Pendant qu'il parle, le décor bouge. J'entends ses pas s'écraser sur la neige fraiche. Le ciel semble nuageux, je n'aperçois le soleil nul part et le vent qui souffle sur le micro du portable de Théo fait un bruit insupportable.
Ne surtout pas t'inquiéter. Il n'y aura pas d'orage.
-Je voulais te saluer avant d'arriver au point de non-retour. D'ici quelques heures, je n'aurai plus de réseau. Mais ne t'en fais pas pour moi, j'ai des fusées de détresse dans mon sac au cas où.
Les battements de mon cœur s'accélèrent tandis que j'intègre l'information. Il n'aura plus accès au réseau. Il ne pourra plus contacter qui que ce soit.

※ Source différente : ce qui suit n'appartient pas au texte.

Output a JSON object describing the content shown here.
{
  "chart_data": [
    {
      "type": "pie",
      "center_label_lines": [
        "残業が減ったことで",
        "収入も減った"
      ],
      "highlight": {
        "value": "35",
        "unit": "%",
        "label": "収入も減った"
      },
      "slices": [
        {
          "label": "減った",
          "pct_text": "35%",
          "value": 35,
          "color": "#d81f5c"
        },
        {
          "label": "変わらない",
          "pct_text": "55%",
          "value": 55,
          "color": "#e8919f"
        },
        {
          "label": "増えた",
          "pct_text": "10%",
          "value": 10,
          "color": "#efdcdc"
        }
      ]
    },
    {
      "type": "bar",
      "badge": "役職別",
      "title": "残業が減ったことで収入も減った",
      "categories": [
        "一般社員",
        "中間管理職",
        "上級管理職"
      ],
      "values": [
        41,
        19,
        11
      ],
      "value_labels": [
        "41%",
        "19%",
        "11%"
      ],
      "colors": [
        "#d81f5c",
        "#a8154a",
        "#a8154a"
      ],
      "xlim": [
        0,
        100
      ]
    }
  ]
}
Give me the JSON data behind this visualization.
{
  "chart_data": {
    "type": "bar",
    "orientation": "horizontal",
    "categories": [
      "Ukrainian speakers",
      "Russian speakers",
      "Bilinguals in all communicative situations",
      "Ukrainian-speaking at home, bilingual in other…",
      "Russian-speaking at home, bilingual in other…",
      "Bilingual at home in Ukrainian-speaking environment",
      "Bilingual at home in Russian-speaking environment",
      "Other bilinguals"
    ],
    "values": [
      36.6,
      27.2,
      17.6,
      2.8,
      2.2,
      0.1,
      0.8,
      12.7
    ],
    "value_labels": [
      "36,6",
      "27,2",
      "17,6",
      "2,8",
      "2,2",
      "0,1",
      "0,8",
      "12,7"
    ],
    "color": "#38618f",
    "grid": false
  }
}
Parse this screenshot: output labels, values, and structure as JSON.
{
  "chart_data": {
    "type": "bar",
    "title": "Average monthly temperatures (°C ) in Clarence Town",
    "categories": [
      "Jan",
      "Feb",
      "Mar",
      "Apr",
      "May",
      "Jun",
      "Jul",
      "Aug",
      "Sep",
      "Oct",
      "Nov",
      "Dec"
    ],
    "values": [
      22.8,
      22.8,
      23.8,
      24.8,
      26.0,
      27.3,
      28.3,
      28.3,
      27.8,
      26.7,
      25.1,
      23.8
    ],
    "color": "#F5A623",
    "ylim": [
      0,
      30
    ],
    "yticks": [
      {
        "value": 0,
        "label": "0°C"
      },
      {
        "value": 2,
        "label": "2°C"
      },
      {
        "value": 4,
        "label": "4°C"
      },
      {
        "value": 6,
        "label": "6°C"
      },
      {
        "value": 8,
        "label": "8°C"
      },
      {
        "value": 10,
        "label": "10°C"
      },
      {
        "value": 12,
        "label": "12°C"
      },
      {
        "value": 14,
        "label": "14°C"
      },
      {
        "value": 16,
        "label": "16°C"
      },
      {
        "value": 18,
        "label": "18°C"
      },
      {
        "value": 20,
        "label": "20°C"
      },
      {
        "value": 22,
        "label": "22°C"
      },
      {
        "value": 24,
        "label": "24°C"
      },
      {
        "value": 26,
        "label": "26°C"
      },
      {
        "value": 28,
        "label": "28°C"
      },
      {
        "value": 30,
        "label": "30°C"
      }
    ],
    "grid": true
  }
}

Bon, on a dit qu'on ne s'inquiétait pas.
J'inspire doucement pour me calmer.
-Je vais bientôt faire une pause. C'est sympa l'alpinisme, mais ça donne la dalle ! Heureusement, j'ai apporté de délicieuses collations que j... Oh putain, c'est quoi ça ?!

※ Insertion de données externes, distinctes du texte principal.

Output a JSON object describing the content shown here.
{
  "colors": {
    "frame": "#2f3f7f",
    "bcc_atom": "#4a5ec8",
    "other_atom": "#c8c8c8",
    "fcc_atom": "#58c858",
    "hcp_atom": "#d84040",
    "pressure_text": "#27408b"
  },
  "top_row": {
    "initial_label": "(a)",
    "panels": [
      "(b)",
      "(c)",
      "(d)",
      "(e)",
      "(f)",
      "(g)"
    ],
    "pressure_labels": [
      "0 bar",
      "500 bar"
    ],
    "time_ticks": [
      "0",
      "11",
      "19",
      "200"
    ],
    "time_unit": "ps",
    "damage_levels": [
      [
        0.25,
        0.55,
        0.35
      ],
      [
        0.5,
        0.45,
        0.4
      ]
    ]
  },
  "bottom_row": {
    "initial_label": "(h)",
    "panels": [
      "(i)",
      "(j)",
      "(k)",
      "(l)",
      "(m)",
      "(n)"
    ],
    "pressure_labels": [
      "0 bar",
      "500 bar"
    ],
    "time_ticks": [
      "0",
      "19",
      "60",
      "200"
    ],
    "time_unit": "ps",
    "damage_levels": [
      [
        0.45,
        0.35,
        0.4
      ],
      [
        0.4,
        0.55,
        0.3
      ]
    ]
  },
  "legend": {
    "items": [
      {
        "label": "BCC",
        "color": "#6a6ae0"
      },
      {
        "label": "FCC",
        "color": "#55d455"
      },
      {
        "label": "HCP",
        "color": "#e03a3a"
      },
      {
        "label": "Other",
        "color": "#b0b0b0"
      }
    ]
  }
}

Je me crispe sur ma chaise, alertée par le cri de Théo. J'entends du bruit, mais je n'arrive pas à décrire ce que cela peut être.

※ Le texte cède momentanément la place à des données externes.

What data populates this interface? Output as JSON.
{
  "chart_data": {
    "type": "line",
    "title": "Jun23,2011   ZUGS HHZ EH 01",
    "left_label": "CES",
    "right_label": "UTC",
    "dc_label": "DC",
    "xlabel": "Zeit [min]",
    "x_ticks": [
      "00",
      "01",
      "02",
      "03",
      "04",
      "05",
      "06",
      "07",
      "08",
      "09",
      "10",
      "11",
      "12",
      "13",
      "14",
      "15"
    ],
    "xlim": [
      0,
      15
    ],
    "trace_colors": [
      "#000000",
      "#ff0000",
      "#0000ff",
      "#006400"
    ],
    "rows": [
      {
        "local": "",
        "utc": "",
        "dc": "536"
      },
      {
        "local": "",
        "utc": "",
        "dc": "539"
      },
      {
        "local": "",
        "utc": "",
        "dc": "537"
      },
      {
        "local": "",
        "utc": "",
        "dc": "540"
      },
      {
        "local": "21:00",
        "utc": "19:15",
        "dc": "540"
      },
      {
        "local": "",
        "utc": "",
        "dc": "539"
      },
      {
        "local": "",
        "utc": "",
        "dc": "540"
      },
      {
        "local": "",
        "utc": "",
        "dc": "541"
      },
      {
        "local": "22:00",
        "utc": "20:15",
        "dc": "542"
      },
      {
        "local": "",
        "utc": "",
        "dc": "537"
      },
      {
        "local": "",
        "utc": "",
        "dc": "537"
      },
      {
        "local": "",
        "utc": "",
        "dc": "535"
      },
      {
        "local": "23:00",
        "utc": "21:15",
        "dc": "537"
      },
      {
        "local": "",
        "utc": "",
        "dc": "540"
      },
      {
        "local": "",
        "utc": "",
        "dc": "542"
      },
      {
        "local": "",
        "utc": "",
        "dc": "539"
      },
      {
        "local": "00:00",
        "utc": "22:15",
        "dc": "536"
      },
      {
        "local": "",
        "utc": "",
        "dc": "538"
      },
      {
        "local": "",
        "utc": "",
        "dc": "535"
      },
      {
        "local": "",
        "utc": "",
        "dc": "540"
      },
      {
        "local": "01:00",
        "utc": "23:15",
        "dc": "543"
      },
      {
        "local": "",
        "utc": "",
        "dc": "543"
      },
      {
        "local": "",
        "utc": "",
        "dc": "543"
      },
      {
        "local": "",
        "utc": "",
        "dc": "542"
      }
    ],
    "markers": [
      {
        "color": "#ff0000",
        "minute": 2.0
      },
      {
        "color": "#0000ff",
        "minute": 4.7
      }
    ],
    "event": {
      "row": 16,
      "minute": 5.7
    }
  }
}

-Bon, je te laisse. Cette montagne ne va pas s'escalader toute seule, marmonne Théo en riant jaune.
Puis la vidéo s'arrête.
Je m'agite sur ma chaise.
Qu'est-ce qui a bien pu effrayer Théo ? J'aimerais bien le savoir. Il n'avait pas du tout l'air rassuré lorsqu'il a coupé la vidéo.
Déterminée à comprendre ce qu'il s'est passé, je repasse l'enregistrement, plus précisément à l'instant où mon ami s'est écrié. En observant avec attention, je constate un reflet sur les lunettes de ski dans Théo. Une ombre est passé devant lui, si vite que je peine à stopper la vidéo au moment propice pour l'observer de plus près.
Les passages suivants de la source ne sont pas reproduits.